Chronic comorbidity (risk)

  • J44.9 - COPD, unspecified
  • J45.x - Asthma
  • E11.9 - Type 2 diabetes, etc.

Clinical Examples

✅ Example 1 - ED Airway Emergency

SCENARIO:
45-year-old presents to ED with severe sore throat, drooling, and stridor.

History:
- 24-hour history of rapidly worsening throat pain and dysphagia.
- Now drooling, cannot lie flat, muffled voice.

Exam:
- Tripod position, inspiratory stridor, tachypnea.
- Oropharynx mildly erythematous, no obvious tonsillar exudate.
- ENT bedside flexible laryngoscopy: marked supraglottic edema obstructing airway.

Treatment:
- Emergent endotracheal intubation.
- IV ceftriaxone and steroids.
- ICU admission.

Assessment:
- Acute supraglottitis with upper airway obstruction.

CODES:
- J04.31 - Supraglottitis, unspecified, with obstruction ✓
- J96.01 - Acute respiratory failure with hypoxia (if documented)
- R06.1 - Stridor
- CPT 31500 - Emergency intubation
- CPT 99291 - Critical care, if criteria met

❌ Example - No Obstruction Documented

SCENARIO:
Adult with moderate sore throat.
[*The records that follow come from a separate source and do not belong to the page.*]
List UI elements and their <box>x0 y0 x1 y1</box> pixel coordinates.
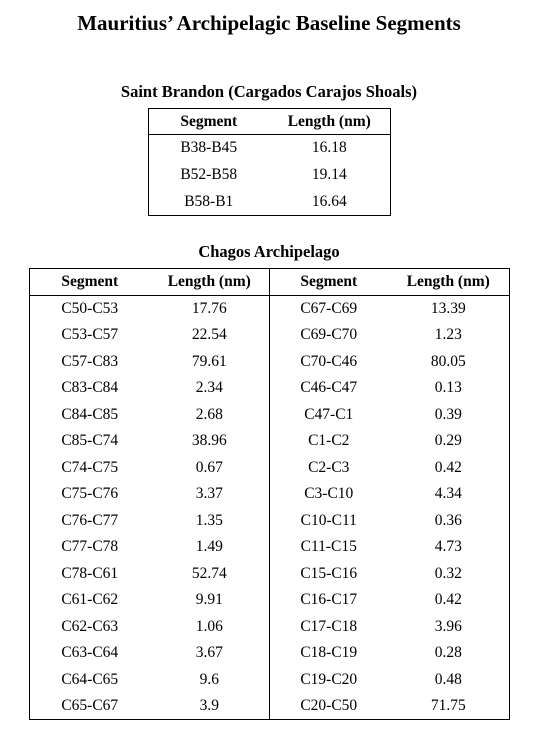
table-header-row <box>149 109 391 135</box>
segment-cell: C17-C18 <box>300 617 358 635</box>
segment-cell: C57-C83 <box>61 352 119 370</box>
table-row <box>30 296 510 323</box>
segment-cell: C50-C53 <box>61 300 119 317</box>
table-row <box>30 508 510 535</box>
segment-cell: C76-C77 <box>61 511 119 529</box>
segment-cell: C20-C50 <box>300 697 358 714</box>
segment-cell: C84-C85 <box>61 405 119 423</box>
chagos-table <box>29 268 510 720</box>
segment-cell: B38-B45 <box>180 139 238 157</box>
segment-cell: C18-C19 <box>300 644 358 662</box>
length-cell: 79.61 <box>150 349 270 376</box>
saint-brandon-subtitle: Saint Brandon (Cargados Carajos Shoals) <box>120 82 418 101</box>
table-row <box>30 667 510 694</box>
length-cell: 0.39 <box>434 405 462 423</box>
column-header-length-left: Length (nm) <box>150 269 270 296</box>
length-cell: 9.6 <box>150 667 270 694</box>
length-cell: 0.36 <box>434 511 462 529</box>
table-row <box>30 614 510 641</box>
segment-cell: C83-C84 <box>61 379 119 397</box>
segment-cell: C62-C63 <box>61 617 119 635</box>
table-row <box>30 428 510 455</box>
length-cell: 0.13 <box>434 379 462 397</box>
column-header-segment-right: Segment <box>270 269 388 296</box>
length-cell: 17.76 <box>150 296 270 323</box>
column-header-segment: Segment <box>149 109 269 135</box>
length-cell: 2.68 <box>150 402 270 429</box>
table-row <box>149 162 391 189</box>
segment-cell: C75-C76 <box>61 485 119 503</box>
table-row <box>30 349 510 376</box>
length-cell: 1.35 <box>150 508 270 535</box>
table-row <box>30 402 510 429</box>
table-row <box>30 561 510 588</box>
length-cell: 1.06 <box>150 614 270 641</box>
length-cell: 0.29 <box>434 432 462 450</box>
length-cell: 3.37 <box>150 481 270 508</box>
column-header-length: Length (nm) <box>269 109 391 135</box>
length-cell: 13.39 <box>430 300 466 317</box>
length-cell: 0.28 <box>434 644 462 662</box>
segment-cell: C74-C75 <box>61 458 119 476</box>
table-header-row <box>30 269 510 296</box>
table-row <box>149 189 391 216</box>
length-cell: 0.42 <box>434 458 462 476</box>
chagos-subtitle: Chagos Archipelago <box>198 242 340 261</box>
table-row <box>30 693 510 720</box>
segment-cell: C2-C3 <box>308 458 350 476</box>
length-cell: 3.9 <box>150 693 270 720</box>
length-cell: 0.67 <box>150 455 270 482</box>
length-cell: 3.67 <box>150 640 270 667</box>
segment-cell: B58-B1 <box>184 192 234 210</box>
column-header-segment-left: Segment <box>30 269 150 296</box>
length-cell: 2.34 <box>150 375 270 402</box>
length-cell: 71.75 <box>430 697 466 714</box>
page-title: Mauritius’ Archipelagic Baseline Segments <box>77 11 461 35</box>
table-row <box>30 481 510 508</box>
length-cell: 4.73 <box>434 538 462 556</box>
segment-cell: C10-C11 <box>300 511 357 529</box>
table-row <box>30 534 510 561</box>
length-cell: 80.05 <box>430 352 466 370</box>
segment-cell: B52-B58 <box>180 166 238 183</box>
column-header-length-right: Length (nm) <box>388 269 510 296</box>
segment-cell: C85-C74 <box>61 432 119 450</box>
segment-cell: C3-C10 <box>304 485 354 503</box>
segment-cell: C15-C16 <box>300 564 358 582</box>
segment-cell: C61-C62 <box>61 591 119 609</box>
length-cell: 1.23 <box>434 326 462 344</box>
length-cell: 0.32 <box>434 564 462 582</box>
length-cell: 16.18 <box>311 139 347 157</box>
length-cell: 0.42 <box>434 591 462 609</box>
segment-cell: C19-C20 <box>300 670 358 688</box>
segment-cell: C47-C1 <box>304 405 354 423</box>
table-row <box>30 455 510 482</box>
length-cell: 19.14 <box>311 166 347 183</box>
table-row <box>149 135 391 162</box>
length-cell: 52.74 <box>150 561 270 588</box>
length-cell: 0.48 <box>434 670 462 688</box>
segment-cell: C53-C57 <box>61 326 119 344</box>
segment-cell: C64-C65 <box>61 670 119 688</box>
table-row <box>30 375 510 402</box>
segment-cell: C46-C47 <box>300 379 358 397</box>
segment-cell: C11-C15 <box>300 538 357 556</box>
length-cell: 3.96 <box>434 617 462 635</box>
length-cell: 9.91 <box>150 587 270 614</box>
segment-cell: C65-C67 <box>61 697 119 714</box>
saint-brandon-table <box>148 108 391 216</box>
segment-cell: C67-C69 <box>300 300 358 317</box>
length-cell: 1.49 <box>150 534 270 561</box>
segment-cell: C69-C70 <box>300 326 358 344</box>
segment-cell: C78-C61 <box>61 564 119 582</box>
table-row <box>30 322 510 349</box>
length-cell: 4.34 <box>434 485 462 503</box>
segment-cell: C16-C17 <box>300 591 358 609</box>
segment-cell: C77-C78 <box>61 538 119 556</box>
length-cell: 38.96 <box>150 428 270 455</box>
segment-cell: C70-C46 <box>300 352 358 370</box>
table-row <box>30 640 510 667</box>
length-cell: 22.54 <box>150 322 270 349</box>
segment-cell: C1-C2 <box>308 432 350 450</box>
segment-cell: C63-C64 <box>61 644 119 662</box>
length-cell: 16.64 <box>311 192 347 210</box>
table-row <box>30 587 510 614</box>
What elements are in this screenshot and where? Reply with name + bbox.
ENT scope: mild supraglottic edema, no stridor, normal breathing.

Assessment:
- Acute supraglottitis without airway compromise.

CORRECT CODE:
- J04.30 - Supraglottitis, unspecified, WITHOUT obstruction

NOT:
- J04.31 (no obstruction).

Documentation Best Practices

For clean [[J04.31]] assignment, encourage documentation of:

- Phrase like **“supraglottitis with airway obstruction”** or “critical airway narrowing”  
- Specific findings: stridor, desaturation, increased work of breathing, need for intubation or OR standby 
- If influenza or other respiratory infection present, **document and code also** per J04 “code also influenza” note.
- Distinguish clearly from **epiglottitis/croup (J05.-)** and from **simple acute laryngitis (J04.0)**.

Compliance Checklist

Before you code J04.31, verify:

  • Provider documents “supraglottitis” (acute supraglottic inflammation)
  • Airway obstruction or impending obstruction is documented (stridor, distress, intubation, “airway compromise”)
  • Condition is acute and fits upper respiratory infection timeframe
  • Not more accurately coded as croup/epiglottitis (J05.-) per documentation
  • If influenza present, it is also coded (J09.X2/J10.1/J11.1) per J04 note
  • Coexisting acute respiratory failure, sepsis, or ICU-level care are coded separately when documented
ICD-10-CM J04.31 - SUPRAGLOTTITIS, UNSPECIFIED, WITH OBSTRUCTION
━━━━━━━━━━━━━━━━━━━━━━━━━━━━━━━━━━━━━━━━━━━━━━━━━━━━━━
**USE WHEN:**
-  Acute supraglottitis is documented
-  Airway obstruction / compromise present
-  Site above vocal cords; specific structure not detailed
-  ED/inpatient/ICU airway emergency or near-emergency

**DO NOT USE WHEN:**
-  No obstruction → J04.30
-  Diagnosis is epiglottitis/croup → J05.-
-  Chronic supraglottic disease → consider J37.x
-  Only hoarseness/dysphonia → R49.0 or other voice codes

**PAIR WITH:**
-  J96.- for acute respiratory failure (if present)
-  R06.1 for stridor
-  J09.X2/J10.1/J11.1 if influenza is causative
-  Emergency airway CPT (31500, etc.) & critical care

**HCC**: None
**RVU**: None (diagnosis code) - supports high-acuity E/M and procedure billing

**BOTTOM LINE:**
J04.31 = acute supraglottitis + airway obstruction.
Look for stridor, respiratory distress, intubation/ICU.
If no obstruction, drop to J04.30.

Last Updated: February 10, 2026
For coding reference only - always verify against the current ICD-10-CM, official guidelines, payer policies, and local ENT/ICU protocols.